Selon les autorités belges, cinq représentants du régime taliban ont obtenu des visas de courte durée leur permettant de participer à cette rencontre. Les visas, valables uniquement pour la Belgique et pour une journée, ont été délivrés pour faciliter ces échanges organisés sous l’égide de la Commission européenne.
Une réunion sensible sur les retours d’Afghans
L’objectif principal de cette rencontre est d’examiner les modalités de retour de certains migrants afghans déboutés du droit d’asile ou considérés comme présentant un risque pour la sécurité des États européens.
Depuis le retour au pouvoir des talibans en Afghanistan en 2021, l’Union européenne n’a jamais reconnu officiellement leur gouvernement. Bruxelles insiste donc sur le caractère strictement technique de cette réunion.
Le commissaire européen chargé des Affaires intérieures et de la Migration, Magnus Brunner, a récemment souligné qu’il était nécessaire de maintenir un dialogue opérationnel sans pour autant accorder une reconnaissance politique au régime en place à Kaboul.

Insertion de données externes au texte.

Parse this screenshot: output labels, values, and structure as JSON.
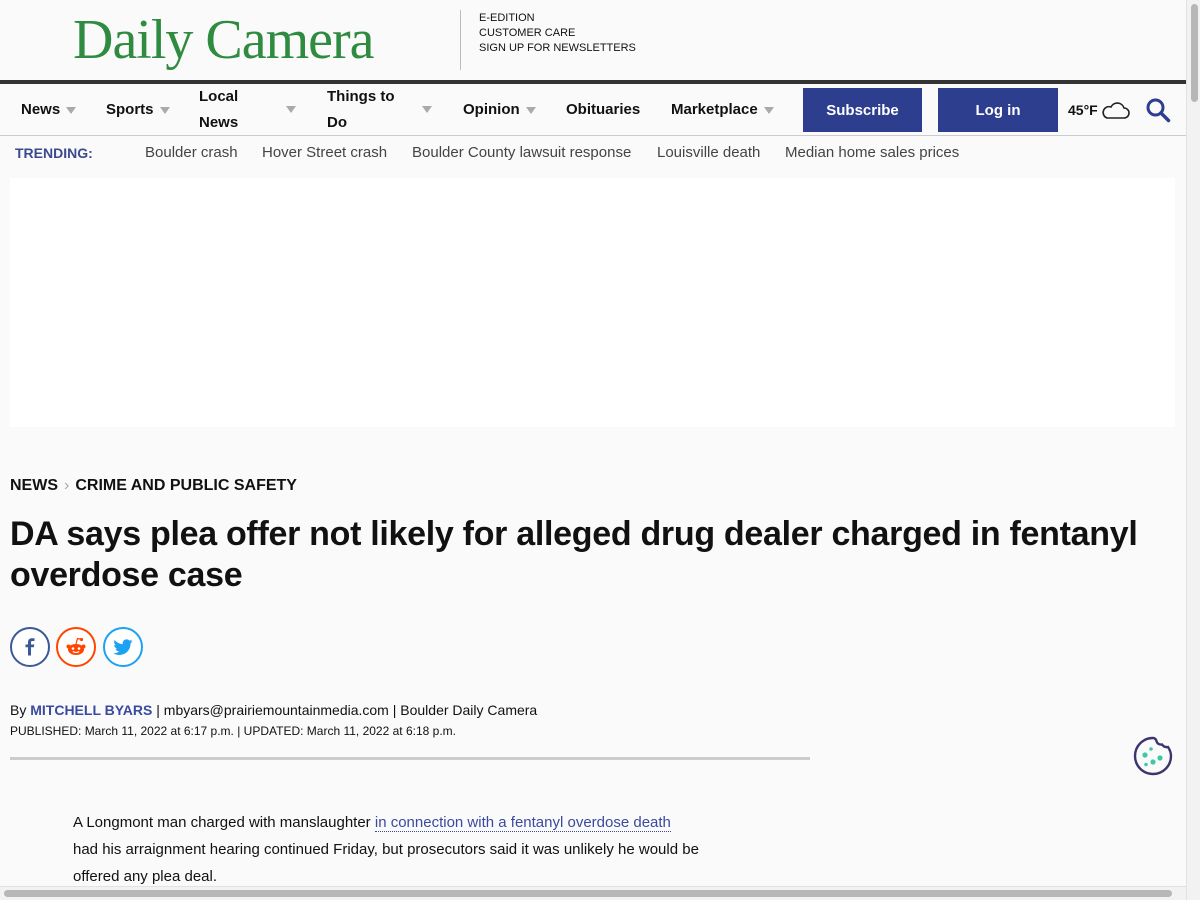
{
  "header": {
    "logo": "Daily Camera",
    "links": [
      "E-EDITION",
      "CUSTOMER CARE",
      "SIGN UP FOR NEWSLETTERS"
    ]
  },
  "nav": {
    "items": [
      {
        "label": "News",
        "dropdown": true
      },
      {
        "label": "Sports",
        "dropdown": true
      },
      {
        "label": "Local News",
        "dropdown": true
      },
      {
        "label": "Things to Do",
        "dropdown": true
      },
      {
        "label": "Opinion",
        "dropdown": true
      },
      {
        "label": "Obituaries",
        "dropdown": false
      },
      {
        "label": "Marketplace",
        "dropdown": true
      }
    ],
    "subscribe_label": "Subscribe",
    "login_label": "Log in",
    "weather": {
      "temp": "45°F",
      "icon": "cloud-icon"
    },
    "search_icon": "search-icon"
  },
  "trending": {
    "label": "TRENDING:",
    "links": [
      "Boulder crash",
      "Hover Street crash",
      "Boulder County lawsuit response",
      "Louisville death",
      "Median home sales prices"
    ]
  },
  "article": {
    "breadcrumb": [
      "NEWS",
      "CRIME AND PUBLIC SAFETY"
    ],
    "headline": "DA says plea offer not likely for alleged drug dealer charged in fentanyl overdose case",
    "share": [
      {
        "name": "facebook",
        "color": "#3b5998"
      },
      {
        "name": "reddit",
        "color": "#ff4500"
      },
      {
        "name": "twitter",
        "color": "#1da1f2"
      }
    ],
    "byline_prefix": "By",
    "author": "MITCHELL BYARS",
    "byline_rest": " | mbyars@prairiemountainmedia.com | Boulder Daily Camera",
    "dates": "PUBLISHED: March 11, 2022 at 6:17 p.m. | UPDATED: March 11, 2022 at 6:18 p.m.",
    "body_start": "A Longmont man charged with manslaughter ",
    "body_link": "in connection with a fentanyl overdose death",
    "body_line2": "had his arraignment hearing continued Friday, but prosecutors said it was unlikely he would be",
    "body_line3": "offered any plea deal."
  },
  "colors": {
    "brand_green": "#2f8b40",
    "brand_blue": "#2e3e8e"
  }
}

Les ONG dénoncent une contradiction
L’initiative est vivement contestée par plusieurs organisations de défense des droits humains. L’ONG Human Rights Watch estime que cette coopération fragilise la crédibilité de l’Union européenne, qui continue parallèlement de dénoncer les violations des droits fondamentaux commises sous le régime taliban.
Pour les critiques de cette démarche, engager des discussions sur les retours forcés de migrants tout en condamnant les exactions du pouvoir afghan constitue un signal contradictoire.
Une pression migratoire persistante
Selon les données européennes, près d’un million de demandes d’asile déposées par des Afghans ont été enregistrées dans l’Union européenne entre 2013 et 2024. Environ la moitié d’entre elles ont obtenu une réponse favorable.
Face à la pression migratoire et aux préoccupations sécuritaires croissantes, plusieurs États membres cherchent désormais à établir des mécanismes permettant le retour de certains ressortissants afghans, malgré l’absence de relations diplomatiques officielles avec les autorités de Kaboul.